A couple from Spain and the Netherlands who have lived in the UK all their adult lives have been left feeling "unsettled" after the Home Office refused an application for their two London-born children to be recognised as permanent residents.
Jan-Dinant Schreuder and Monica Obiols, both 49, decided to apply for permanent residency (PR) cards for them and their two children, aged 12 and 15 after the EU referendum last June.
While Mr Schreuder was issued indefinite leave to remain and Ms Obiols was granted a PR card, the Home Office sent separate notices to the both children, who the couple did not wish to name, notifying them that their applications for PR had been refused.
They said they must provide more evidence that they lived permanently with their parents.
Speaking to The Independent, Mr Schreuder said he was initially "very angry" at the Home Office's decision.
"Now the anger has gone," he said. "Now it’s general confusion. It’s just very worrying and unsettling.
“There are big changes that are going to affect people like myself, who sound very British. I’ve lived here since I was three and my partner since she was 20, so we’re fully settled into the country. And the children have been here all their lives."
Mr Schreuder added: “To a certain extent bureaucracy is always bureaucracy, and it’s always a pain, but that gave a signal that we can almost drop you or not bother with you. It makes you feel that you’re not important.”
Signed on behalf of Secretary of State Amber Rudd, the letters to the children stated: “You have provided [sic] failed to provide any evidence of [the children's] residence in the United Kingdom.
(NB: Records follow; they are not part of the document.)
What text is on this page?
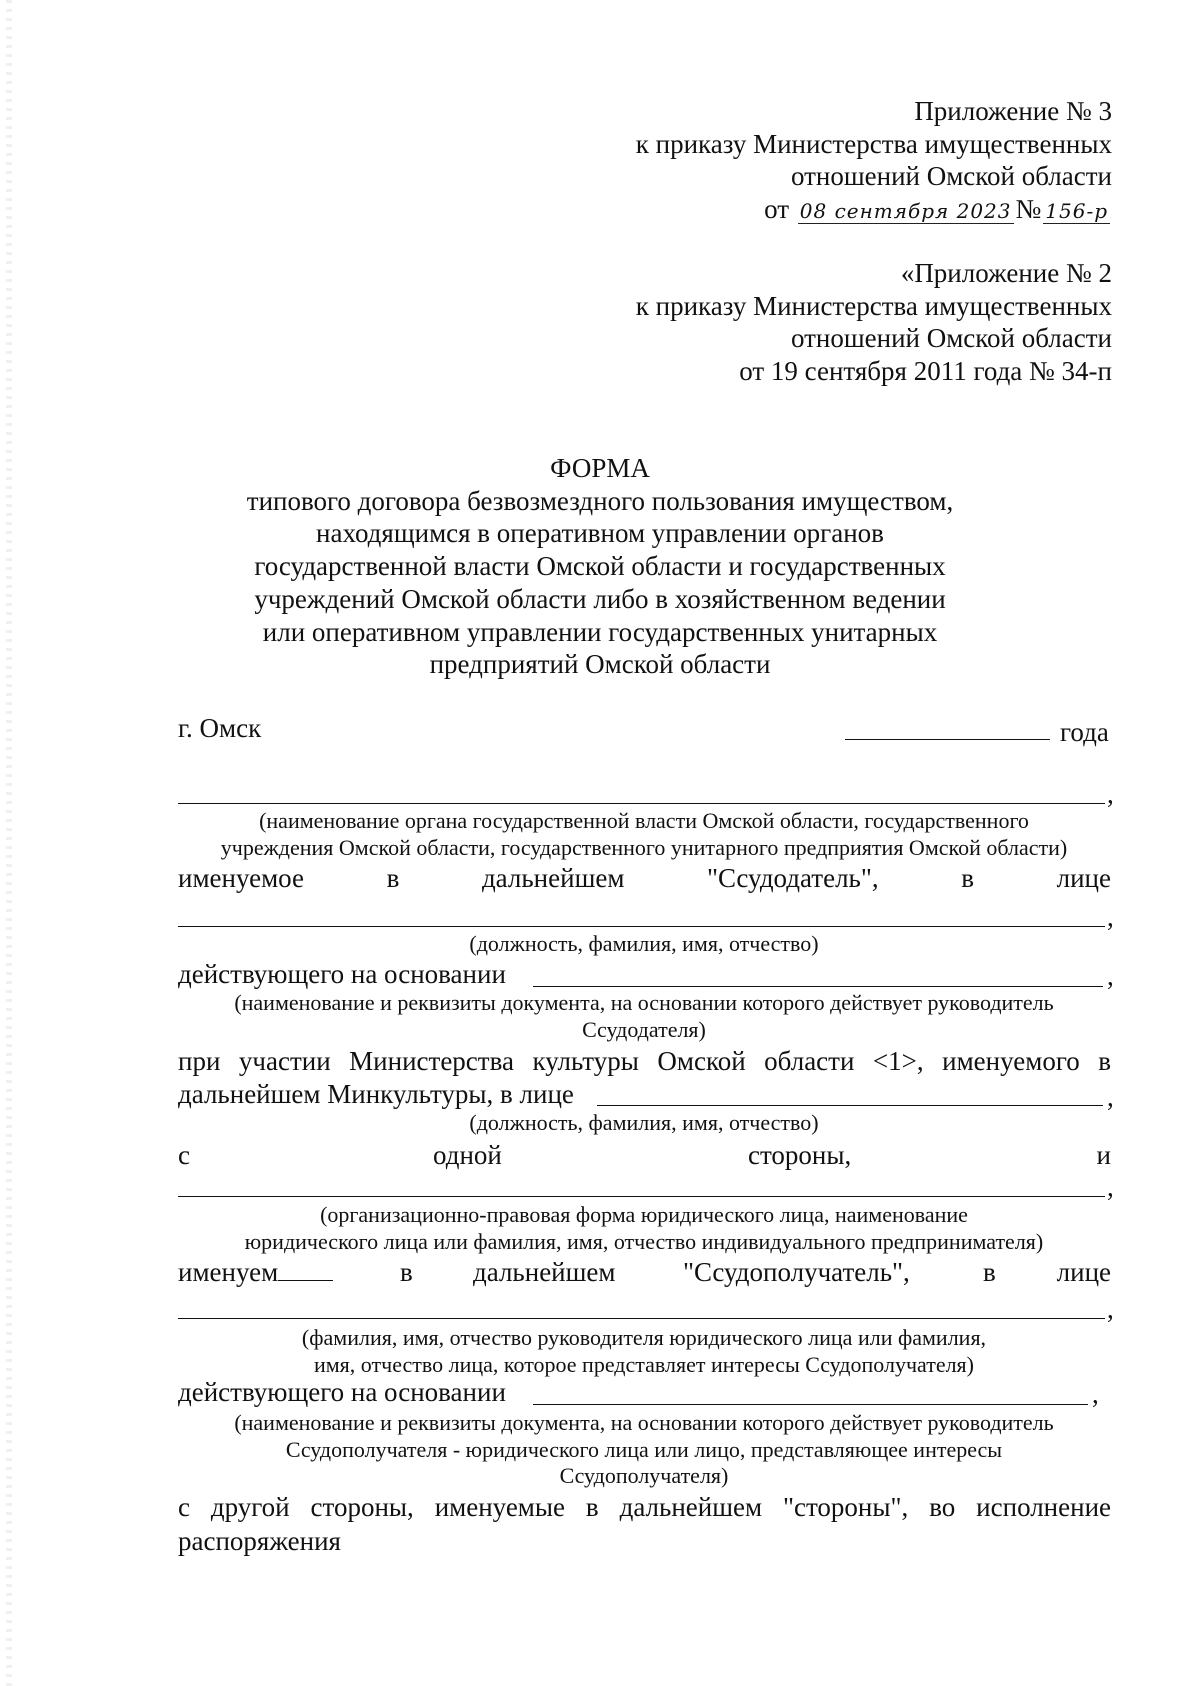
Приложение № 3
к приказу Министерства имущественных
отношений Омской области
от 08 сентября 2023 № 156-р
«Приложение № 2
к приказу Министерства имущественных
отношений Омской области
от 19 сентября 2011 года № 34-п
ФОРМА
типового договора безвозмездного пользования имуществом,
находящимся в оперативном управлении органов
государственной власти Омской области и государственных
учреждений Омской области либо в хозяйственном ведении
или оперативном управлении государственных унитарных
предприятий Омской области
г. Омск	года
,
(наименование органа государственной власти Омской области, государственного
учреждения Омской области, государственного унитарного предприятия Омской области)
именуемое	в	дальнейшем	"Ссудодатель",	в	лице
,
(должность, фамилия, имя, отчество)
действующего на основании	,
(наименование и реквизиты документа, на основании которого действует руководитель
Ссудодателя)
при участии Министерства культуры Омской области <1>, именуемого в
дальнейшем Минкультуры, в лице	,
(должность, фамилия, имя, отчество)
с	одной	стороны,	и
,
(организационно-правовая форма юридического лица, наименование
юридического лица или фамилия, имя, отчество индивидуального предпринимателя)
именуем	в дальнейшем	"Ссудополучатель",	в лице
,
(фамилия, имя, отчество руководителя юридического лица или фамилия,
имя, отчество лица, которое представляет интересы Ссудополучателя)
действующего на основании	,
(наименование и реквизиты документа, на основании которого действует руководитель
Ссудополучателя - юридического лица или лицо, представляющее интересы
Ссудополучателя)
с другой стороны, именуемые в дальнейшем "стороны", во исполнение
распоряжения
You have, therefore, failed to sufficiently demonstrate that they have been residing in the United Kingdom for five continuous years."
The Home Office has now informed the couple that their children's PR applications will be reviewed, but the family said they have been left unsettled and feel like less important citizens as a result of the response.
A secondary school teacher, Mr Schreuder has lived in the UK since he was three years old, while Ms Obiols, a special needs teacher, has been living continuously in the UK since 1988. Both the children have Spanish passports. Under EU law this meant nothing more needed to be done after they were born to establish their right to remain in the UK.
Maike Bohn, spokeswoman for the3million, a UK-based group campaigning for the rights of EU nationals, told The Independent this was one of a number of similar cases, and that it showed the current system for applying for PR was “not fit for purpose”.
“It is clear that the current system is not fit for purpose. It was never designed with EU nationals in mind and risks discriminating against carers, students, pensioners and families,” said Ms Bohn.
“The3million are currently in dialogue with the Home Office to devise a better way to document all EU citizens living in the UK, their families and dependents. People deserve dignity and certainty about their rights so they can continue to live their lives as normal, without discrimination.”
It comes as an EU legal service revealed that it has seen a marked rise in the number of EU nationals seeking advice on issues surrounding PR in the UK, as well as similar queries from UK citizens living in EU member states.
Zuzana Pundova, EU rights manager at European Citizen Action Service, which runs the legal advice service Your Europe Advice, told The Independent: “There has been a rise in the number of queries we’re getting about EU nationals getting permanent residency in the UK since Brexit.
“The problems are usually connected with delays, so the Home Office delays the decision. The usual time when they should issue a decision is six months, but they are often taking longer. That’s the number one issue.
“We’ve seen a rise in the number of EU citizens asking how they can apply for permanent residency. These are people who have been living in the UK for the required five years, or even much longer. But they’re only now starting to think about how to get a permanent residency.
“There are also more UK citizens living in other member states having problems when applying for permanent residency. In some cases member states are saying they are not entitled to residency, as they won’t be part of the EU. This is a new issue, and it is definitely connected with Brexit."
Aasked about the situation with Mr Schreuder and Ms Obiols children, a Home Office spokesperson said: “EEA nationals are not required to apply for documentation confirming their status and their rights remain unchanged while we are a member of the European Union - so there was never any risk of the family being split up.
“The rules clearly state that people applying for permanent residence documentation must demonstrate they have lived in the UK for the last five years. This includes applications for children.
"In this case, the required evidence was not provided, but we have made contact with the applicant and are in the process of resolving the situation.”